During Ohio Northern University's early years, Lehr attempted to keep tuition as low as possible to enable as many people as possible to afford to enroll. Unfortunately, by the 1890s, the school faced financial difficulties. To place the university on sound financial footing, Lehr transferred Ohio Normal University to the Methodist Church, and since 1899, the institution has been affiliated with the Church. In 1903, Ohio Normal University became Ohio Northern University.

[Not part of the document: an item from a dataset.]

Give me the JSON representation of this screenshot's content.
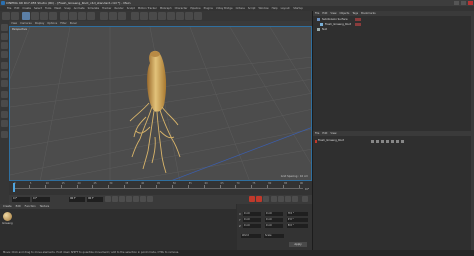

Lehr was president of Ohio Northern University from 1871 to 1900. Dr. Leroy Belt was selected as the new president in May 1901. From 1901 to 1903 Lehr agreed to continue on as secretary, treasurer, and general manager. Due to differences with Belt, Lehr severed his ties with the university at the end of the 1902–03 academic year. He then moved to Winona Lake, Indiana. On April 27, 1905, President Belt resigned, and Dr. Albert Edwin Smith became Ohio Northern's third president. With the change of administrations, Lehr returned to Ada in September 1905. Lehr's memoirs appeared in serial form in the University Herald of Ada; the memoirs occupied Lehr from 1904 to early 1909.

Henry Solomon Lehr died on January 28, 1923, in Ada, Ohio.